Todo eso había ocurrido en secreto, durante veinte días hábiles del año 1982. Todas aquellas magias habían sucedido sin distracciones ni baches ni excusas, con la serenidad de los milagros cotidianos. Y entonces yo supe, con toda la fuerza de mi alma, que ésas eran las cosas que debían ocurrirme muchas otras veces en la vida. No fue un deseo, sino una certeza extraña y conmovedora.
Yo tenía once años. Comenzaba a estar obsesionado con escribir cosas que aparecieran después en un papel lejano, compuesto por otros, multiplicado por otros, distribuido por otros.
Leído
por otros. ¿Cómo pude haber olvidado aquella primera emoción hasta el mail de Natalia Méndez, si de esa emoción surjo, si de esa obsesión estuvieron diseñados, después, todos mis pasos en la vida, cada uno de mis insomnios de tinta y de papel, y mis patologías, y mis incertidumbres y mis cuentos?
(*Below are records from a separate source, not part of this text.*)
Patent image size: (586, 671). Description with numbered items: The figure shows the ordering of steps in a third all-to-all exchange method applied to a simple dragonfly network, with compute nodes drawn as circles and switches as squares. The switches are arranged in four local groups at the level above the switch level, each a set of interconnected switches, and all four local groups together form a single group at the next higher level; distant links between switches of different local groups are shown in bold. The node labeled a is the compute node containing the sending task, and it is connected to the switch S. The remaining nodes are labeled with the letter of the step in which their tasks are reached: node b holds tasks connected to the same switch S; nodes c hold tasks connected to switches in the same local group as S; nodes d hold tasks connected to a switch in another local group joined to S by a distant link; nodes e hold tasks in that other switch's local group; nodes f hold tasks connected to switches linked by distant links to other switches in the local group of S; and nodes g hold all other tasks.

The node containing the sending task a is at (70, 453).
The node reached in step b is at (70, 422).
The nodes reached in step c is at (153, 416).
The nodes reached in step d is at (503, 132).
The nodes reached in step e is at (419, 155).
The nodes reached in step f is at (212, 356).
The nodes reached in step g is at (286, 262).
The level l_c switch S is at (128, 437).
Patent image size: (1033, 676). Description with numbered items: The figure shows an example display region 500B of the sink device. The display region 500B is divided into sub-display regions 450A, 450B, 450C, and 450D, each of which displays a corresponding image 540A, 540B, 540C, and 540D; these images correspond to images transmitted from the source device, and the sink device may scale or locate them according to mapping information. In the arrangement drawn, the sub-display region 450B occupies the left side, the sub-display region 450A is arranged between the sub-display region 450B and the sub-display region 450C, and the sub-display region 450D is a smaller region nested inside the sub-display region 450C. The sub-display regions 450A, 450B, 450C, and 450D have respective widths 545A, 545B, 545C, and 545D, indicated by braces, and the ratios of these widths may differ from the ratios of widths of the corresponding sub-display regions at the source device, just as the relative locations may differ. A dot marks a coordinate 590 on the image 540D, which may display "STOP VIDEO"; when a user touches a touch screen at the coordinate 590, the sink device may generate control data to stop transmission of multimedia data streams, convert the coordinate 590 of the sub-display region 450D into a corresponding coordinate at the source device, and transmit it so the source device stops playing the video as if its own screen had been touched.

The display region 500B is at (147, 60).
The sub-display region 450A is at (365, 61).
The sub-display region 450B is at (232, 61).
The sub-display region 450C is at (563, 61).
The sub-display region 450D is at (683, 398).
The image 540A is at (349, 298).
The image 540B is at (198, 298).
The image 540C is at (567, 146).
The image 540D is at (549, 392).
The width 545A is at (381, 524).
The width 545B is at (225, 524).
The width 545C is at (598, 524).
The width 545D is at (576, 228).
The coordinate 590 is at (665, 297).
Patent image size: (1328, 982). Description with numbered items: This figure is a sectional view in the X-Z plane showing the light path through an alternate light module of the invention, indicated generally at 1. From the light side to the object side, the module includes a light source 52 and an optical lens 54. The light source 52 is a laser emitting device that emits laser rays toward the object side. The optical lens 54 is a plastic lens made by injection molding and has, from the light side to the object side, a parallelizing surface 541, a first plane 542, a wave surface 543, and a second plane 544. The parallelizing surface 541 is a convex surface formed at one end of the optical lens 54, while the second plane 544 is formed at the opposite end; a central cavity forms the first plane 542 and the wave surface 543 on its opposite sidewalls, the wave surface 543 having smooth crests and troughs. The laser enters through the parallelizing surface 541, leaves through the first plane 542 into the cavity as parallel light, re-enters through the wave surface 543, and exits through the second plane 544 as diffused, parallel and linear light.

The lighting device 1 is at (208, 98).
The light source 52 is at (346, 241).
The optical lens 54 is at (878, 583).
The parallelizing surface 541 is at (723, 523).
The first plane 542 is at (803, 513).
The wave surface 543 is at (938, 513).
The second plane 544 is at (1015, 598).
Desde aquel día todo fue más fácil, porque por fin supe qué hacer con mis pasiones, supe a dónde tenían que ir a parar. Desde aquella tarde no pude dejar de escribir, no quise dejar de hacerlo nunca más. Mi padre se dio cuenta del asunto y habló con su amigo Bustos Berrondo, que dirigía un diario en Mercedes. Le pidió un favor complicado que, por suerte, el amigo de mi padre aceptó. Fue así como a los trece años tuve mi primer trabajo de periodista, cubriendo la liga de básquet para el diario
El Oeste.
Y me pagaban. Todavía me sigue pareciendo increíble esa carambola: Roberto había logrado unir sus dos pasiones (la contabilidad y los deportes) fomentando al mismo tiempo mi única pasión. Ojalá yo tenga esa suerte con la Nina. Ojalá los milagros ocurran de ese modo.